Below 6 MB/s, stronger compression alternatives win the competition, with 4x4 (-3) briefly leading at the 3-5 MB/s range, then losing it to Nanozip (-cd) and FreeArc (-m2) which are roughly equivalent.

A new contender also gets into the fray, with QuickLZ effectively re-benched using a more favorable strategy. With these new figures, it takes the lead in term of raw speed. However, remember that at such fast speeds, RAM Drive bandwidth is saturated. Therefore it tells more about the I/O code than raw compression performance, which is supposed to be the objective of this comparison.

In order to partly compensate I/O saturation effect, we can use another metric provided by the same benchmark, which is the CPU occupation ratio. When I/O is saturated, this value can be used to extrapolate what it could have been if there was no saturation. In order to not give an unfair advantage to this strategy, the extrapolation only ramps up to 350% (instead of 400% for a perfect occupation ratio).

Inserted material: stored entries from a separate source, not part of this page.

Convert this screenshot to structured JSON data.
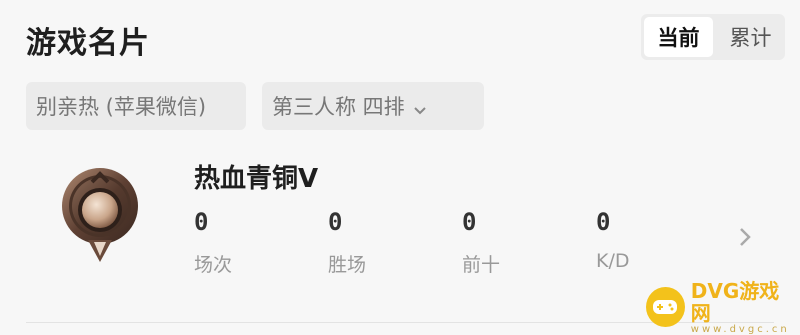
{
  "header": {
    "title": "游戏名片"
  },
  "toggle": {
    "current": "当前",
    "cumulative": "累计",
    "selected": "当前"
  },
  "filters": {
    "account": "别亲热 (苹果微信)",
    "mode": "第三人称  四排"
  },
  "rank": {
    "name": "热血青铜Ⅴ"
  },
  "stats": [
    {
      "value": "0",
      "label": "场次"
    },
    {
      "value": "0",
      "label": "胜场"
    },
    {
      "value": "0",
      "label": "前十"
    },
    {
      "value": "0",
      "label": "K/D"
    }
  ],
  "icons": {
    "badge": "bronze-rank-badge-icon",
    "chevron": "chevron-down-icon",
    "arrow": "chevron-right-icon"
  },
  "colors": {
    "accent": "#f3c21b",
    "bg": "#f7f7f7",
    "chip": "#ebebeb"
  },
  "watermark": {
    "brand": "DVG游戏网",
    "domain": "www.dvgc.cn"
  }
}
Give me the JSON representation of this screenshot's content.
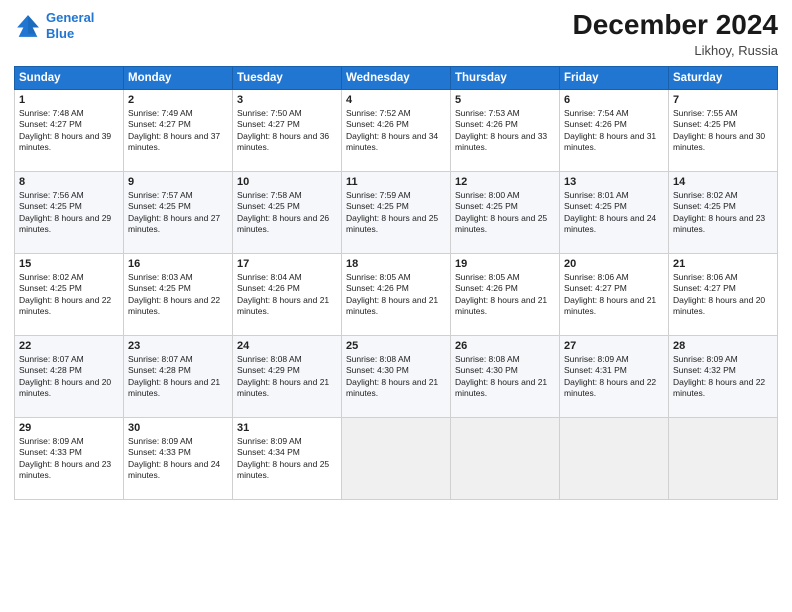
{
  "header": {
    "logo_line1": "General",
    "logo_line2": "Blue",
    "month": "December 2024",
    "location": "Likhoy, Russia"
  },
  "weekdays": [
    "Sunday",
    "Monday",
    "Tuesday",
    "Wednesday",
    "Thursday",
    "Friday",
    "Saturday"
  ],
  "weeks": [
    [
      {
        "day": "1",
        "rise": "7:48 AM",
        "set": "4:27 PM",
        "daylight": "8 hours and 39 minutes."
      },
      {
        "day": "2",
        "rise": "7:49 AM",
        "set": "4:27 PM",
        "daylight": "8 hours and 37 minutes."
      },
      {
        "day": "3",
        "rise": "7:50 AM",
        "set": "4:27 PM",
        "daylight": "8 hours and 36 minutes."
      },
      {
        "day": "4",
        "rise": "7:52 AM",
        "set": "4:26 PM",
        "daylight": "8 hours and 34 minutes."
      },
      {
        "day": "5",
        "rise": "7:53 AM",
        "set": "4:26 PM",
        "daylight": "8 hours and 33 minutes."
      },
      {
        "day": "6",
        "rise": "7:54 AM",
        "set": "4:26 PM",
        "daylight": "8 hours and 31 minutes."
      },
      {
        "day": "7",
        "rise": "7:55 AM",
        "set": "4:25 PM",
        "daylight": "8 hours and 30 minutes."
      }
    ],
    [
      {
        "day": "8",
        "rise": "7:56 AM",
        "set": "4:25 PM",
        "daylight": "8 hours and 29 minutes."
      },
      {
        "day": "9",
        "rise": "7:57 AM",
        "set": "4:25 PM",
        "daylight": "8 hours and 27 minutes."
      },
      {
        "day": "10",
        "rise": "7:58 AM",
        "set": "4:25 PM",
        "daylight": "8 hours and 26 minutes."
      },
      {
        "day": "11",
        "rise": "7:59 AM",
        "set": "4:25 PM",
        "daylight": "8 hours and 25 minutes."
      },
      {
        "day": "12",
        "rise": "8:00 AM",
        "set": "4:25 PM",
        "daylight": "8 hours and 25 minutes."
      },
      {
        "day": "13",
        "rise": "8:01 AM",
        "set": "4:25 PM",
        "daylight": "8 hours and 24 minutes."
      },
      {
        "day": "14",
        "rise": "8:02 AM",
        "set": "4:25 PM",
        "daylight": "8 hours and 23 minutes."
      }
    ],
    [
      {
        "day": "15",
        "rise": "8:02 AM",
        "set": "4:25 PM",
        "daylight": "8 hours and 22 minutes."
      },
      {
        "day": "16",
        "rise": "8:03 AM",
        "set": "4:25 PM",
        "daylight": "8 hours and 22 minutes."
      },
      {
        "day": "17",
        "rise": "8:04 AM",
        "set": "4:26 PM",
        "daylight": "8 hours and 21 minutes."
      },
      {
        "day": "18",
        "rise": "8:05 AM",
        "set": "4:26 PM",
        "daylight": "8 hours and 21 minutes."
      },
      {
        "day": "19",
        "rise": "8:05 AM",
        "set": "4:26 PM",
        "daylight": "8 hours and 21 minutes."
      },
      {
        "day": "20",
        "rise": "8:06 AM",
        "set": "4:27 PM",
        "daylight": "8 hours and 21 minutes."
      },
      {
        "day": "21",
        "rise": "8:06 AM",
        "set": "4:27 PM",
        "daylight": "8 hours and 20 minutes."
      }
    ],
    [
      {
        "day": "22",
        "rise": "8:07 AM",
        "set": "4:28 PM",
        "daylight": "8 hours and 20 minutes."
      },
      {
        "day": "23",
        "rise": "8:07 AM",
        "set": "4:28 PM",
        "daylight": "8 hours and 21 minutes."
      },
      {
        "day": "24",
        "rise": "8:08 AM",
        "set": "4:29 PM",
        "daylight": "8 hours and 21 minutes."
      },
      {
        "day": "25",
        "rise": "8:08 AM",
        "set": "4:30 PM",
        "daylight": "8 hours and 21 minutes."
      },
      {
        "day": "26",
        "rise": "8:08 AM",
        "set": "4:30 PM",
        "daylight": "8 hours and 21 minutes."
      },
      {
        "day": "27",
        "rise": "8:09 AM",
        "set": "4:31 PM",
        "daylight": "8 hours and 22 minutes."
      },
      {
        "day": "28",
        "rise": "8:09 AM",
        "set": "4:32 PM",
        "daylight": "8 hours and 22 minutes."
      }
    ],
    [
      {
        "day": "29",
        "rise": "8:09 AM",
        "set": "4:33 PM",
        "daylight": "8 hours and 23 minutes."
      },
      {
        "day": "30",
        "rise": "8:09 AM",
        "set": "4:33 PM",
        "daylight": "8 hours and 24 minutes."
      },
      {
        "day": "31",
        "rise": "8:09 AM",
        "set": "4:34 PM",
        "daylight": "8 hours and 25 minutes."
      },
      null,
      null,
      null,
      null
    ]
  ]
}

It produces the following output :

Click on graph for enlarged display

Well, this is mostly the same graph as the previous one, with just LZ4 and QuickLZ swapped.
This is expected, since only 3 programs do qualify as saturating the I/O Ramdrive (QuickLZ, Zhuff and LZ4). The new lead from LZ4 comes from its extremely fast decoding speed which is between 2 to 3 times faster than QuickLZ. This can be effectively represented thanks to CPU occupation extrapolation, whereas I/O saturation does virtually erase this performance difference.

That being said, it is also worth observing that Qpress, the I/O code for QuickLZ, is making a very good job at extracting more bandwidth from the saturated RamDrive. Although arguably not strictly a compression related code, it is nonetheless a good inspiration for future improvements.

[Update] : a new benchmark page is now proposed on this blog, with an updated and improved graph.